Schaff Impact Tuning Lever, fixed counterweight
Schaff Impact Lever, fixed counterweight

The impact tuning lever has two main advantages. First, impact-style tuning allows very precise, predictable movements. Precision and fine movement are important for the twin pillars of piano tuning: accuracy and stability. The second advantage, particularly for professional tuners, is reduced fatigue and stress on the back, shoulder and arm. The constant tension and repetitive movement of an outstretched arm in a restricted range using a traditional hammer can lead to fatigue, strain, pain and even repetitive stress injury.

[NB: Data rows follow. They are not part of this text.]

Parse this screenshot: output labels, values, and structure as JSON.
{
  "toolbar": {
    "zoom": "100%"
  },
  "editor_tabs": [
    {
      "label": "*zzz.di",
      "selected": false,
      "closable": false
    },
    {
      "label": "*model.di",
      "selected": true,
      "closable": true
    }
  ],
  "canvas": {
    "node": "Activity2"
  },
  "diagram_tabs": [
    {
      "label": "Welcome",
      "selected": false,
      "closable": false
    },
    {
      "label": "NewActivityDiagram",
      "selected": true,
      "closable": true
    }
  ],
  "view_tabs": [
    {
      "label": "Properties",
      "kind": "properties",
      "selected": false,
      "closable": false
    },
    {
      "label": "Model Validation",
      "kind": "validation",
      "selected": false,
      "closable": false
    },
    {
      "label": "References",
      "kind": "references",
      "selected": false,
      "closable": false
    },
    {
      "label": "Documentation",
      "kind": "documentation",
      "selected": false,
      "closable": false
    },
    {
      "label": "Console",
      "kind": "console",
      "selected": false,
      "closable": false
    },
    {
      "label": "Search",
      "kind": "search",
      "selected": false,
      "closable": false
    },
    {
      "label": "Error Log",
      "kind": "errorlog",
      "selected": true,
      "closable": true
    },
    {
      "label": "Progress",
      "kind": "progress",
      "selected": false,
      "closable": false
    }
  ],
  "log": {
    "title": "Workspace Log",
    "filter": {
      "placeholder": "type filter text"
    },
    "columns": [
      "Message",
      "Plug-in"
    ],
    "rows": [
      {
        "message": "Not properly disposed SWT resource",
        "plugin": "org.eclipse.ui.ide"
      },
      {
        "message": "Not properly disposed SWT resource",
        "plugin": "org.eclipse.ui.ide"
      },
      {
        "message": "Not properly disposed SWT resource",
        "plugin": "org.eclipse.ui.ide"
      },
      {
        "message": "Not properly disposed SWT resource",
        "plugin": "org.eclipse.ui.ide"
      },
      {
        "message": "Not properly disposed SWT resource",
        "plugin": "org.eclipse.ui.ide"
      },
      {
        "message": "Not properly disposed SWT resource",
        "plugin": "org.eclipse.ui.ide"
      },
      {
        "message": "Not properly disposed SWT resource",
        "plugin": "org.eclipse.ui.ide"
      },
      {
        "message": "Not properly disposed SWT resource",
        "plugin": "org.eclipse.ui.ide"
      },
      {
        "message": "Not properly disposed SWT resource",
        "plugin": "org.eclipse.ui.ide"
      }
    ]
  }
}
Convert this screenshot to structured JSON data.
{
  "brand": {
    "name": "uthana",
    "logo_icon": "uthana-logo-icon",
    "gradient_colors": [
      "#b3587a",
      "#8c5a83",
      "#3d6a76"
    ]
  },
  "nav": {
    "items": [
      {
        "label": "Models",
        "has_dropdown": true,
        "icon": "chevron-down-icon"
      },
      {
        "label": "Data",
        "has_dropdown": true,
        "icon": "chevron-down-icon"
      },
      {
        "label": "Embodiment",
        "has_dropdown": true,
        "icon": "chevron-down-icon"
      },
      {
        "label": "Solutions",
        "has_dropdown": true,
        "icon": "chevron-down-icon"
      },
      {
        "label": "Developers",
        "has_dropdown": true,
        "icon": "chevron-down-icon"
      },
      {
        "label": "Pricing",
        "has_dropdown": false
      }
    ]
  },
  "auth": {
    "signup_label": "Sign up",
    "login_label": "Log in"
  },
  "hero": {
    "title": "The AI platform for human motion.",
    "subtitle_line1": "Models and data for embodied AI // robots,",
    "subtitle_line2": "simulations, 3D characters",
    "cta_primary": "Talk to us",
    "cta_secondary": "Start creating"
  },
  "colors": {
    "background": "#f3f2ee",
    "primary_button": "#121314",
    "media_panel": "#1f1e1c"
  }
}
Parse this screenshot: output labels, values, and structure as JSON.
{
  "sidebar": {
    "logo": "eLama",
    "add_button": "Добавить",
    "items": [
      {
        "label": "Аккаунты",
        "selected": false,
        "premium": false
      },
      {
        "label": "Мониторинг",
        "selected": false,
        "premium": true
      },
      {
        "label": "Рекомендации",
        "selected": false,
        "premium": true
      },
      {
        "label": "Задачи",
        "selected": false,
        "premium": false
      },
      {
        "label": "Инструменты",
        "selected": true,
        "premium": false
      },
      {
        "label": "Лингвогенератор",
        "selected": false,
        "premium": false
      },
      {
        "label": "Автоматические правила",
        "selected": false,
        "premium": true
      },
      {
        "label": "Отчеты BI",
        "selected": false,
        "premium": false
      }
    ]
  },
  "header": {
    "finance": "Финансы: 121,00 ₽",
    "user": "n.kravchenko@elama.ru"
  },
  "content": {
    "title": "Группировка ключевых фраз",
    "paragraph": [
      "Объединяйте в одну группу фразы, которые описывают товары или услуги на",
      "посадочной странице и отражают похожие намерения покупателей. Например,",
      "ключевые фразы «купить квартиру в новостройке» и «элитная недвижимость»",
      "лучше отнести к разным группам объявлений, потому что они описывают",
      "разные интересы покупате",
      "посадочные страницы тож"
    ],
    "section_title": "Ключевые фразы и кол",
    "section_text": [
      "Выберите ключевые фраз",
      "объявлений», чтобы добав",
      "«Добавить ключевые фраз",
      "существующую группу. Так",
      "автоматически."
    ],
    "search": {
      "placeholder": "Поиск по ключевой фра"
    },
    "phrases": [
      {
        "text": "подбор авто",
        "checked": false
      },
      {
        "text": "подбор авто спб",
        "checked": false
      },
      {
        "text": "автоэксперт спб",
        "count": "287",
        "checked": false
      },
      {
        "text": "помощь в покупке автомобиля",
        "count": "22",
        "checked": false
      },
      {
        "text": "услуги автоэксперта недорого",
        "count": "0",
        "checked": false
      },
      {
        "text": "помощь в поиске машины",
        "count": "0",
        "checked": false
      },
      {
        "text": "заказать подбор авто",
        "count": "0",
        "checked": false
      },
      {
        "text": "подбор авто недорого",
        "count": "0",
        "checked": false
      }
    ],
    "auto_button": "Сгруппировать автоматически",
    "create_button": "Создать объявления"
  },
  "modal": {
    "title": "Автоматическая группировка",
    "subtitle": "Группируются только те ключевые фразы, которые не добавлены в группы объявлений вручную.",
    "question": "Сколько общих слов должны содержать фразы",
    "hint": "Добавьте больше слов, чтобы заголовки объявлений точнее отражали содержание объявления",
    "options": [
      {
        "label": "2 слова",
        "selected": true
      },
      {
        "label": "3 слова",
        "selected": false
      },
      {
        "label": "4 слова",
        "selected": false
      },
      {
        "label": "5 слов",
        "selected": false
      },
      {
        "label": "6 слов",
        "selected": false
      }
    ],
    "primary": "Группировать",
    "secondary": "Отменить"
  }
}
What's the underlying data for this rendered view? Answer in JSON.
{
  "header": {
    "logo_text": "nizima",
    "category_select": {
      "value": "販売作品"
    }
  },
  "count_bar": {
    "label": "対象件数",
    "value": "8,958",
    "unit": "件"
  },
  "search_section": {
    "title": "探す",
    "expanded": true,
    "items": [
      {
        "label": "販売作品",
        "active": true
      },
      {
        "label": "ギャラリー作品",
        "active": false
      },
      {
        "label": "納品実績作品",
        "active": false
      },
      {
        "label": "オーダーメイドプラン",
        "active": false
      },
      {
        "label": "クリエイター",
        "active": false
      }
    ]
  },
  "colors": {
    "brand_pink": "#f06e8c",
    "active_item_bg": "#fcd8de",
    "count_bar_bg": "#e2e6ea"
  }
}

Keyes Impact Tuning Lever, adjustable weight
Keyes Impact Lever with adjustable counterweight

Many tuners tune with a traditional lever all their long careers. Some tuners who use a traditional lever will use a "bump" motion rather than steady pulls or pushes; this approaches the technique of impact levers. But those who use the impact lever sing its praises.

Reyburn CyberHammer Impact Tuning Lever with two handles
Reyburn GW-1000 for grand pianos

Impact levers are used mostly with vertical pianos. The counterweight arrangement does not work as well with grands. However, Reyburn, a foremost name in impact levers, has recently developed an impact lever for use with grands. It looks like a lever with one head and two handles like wings, with the counterweights in the handles. It sits perfectly balanced on the horizontal soundboard.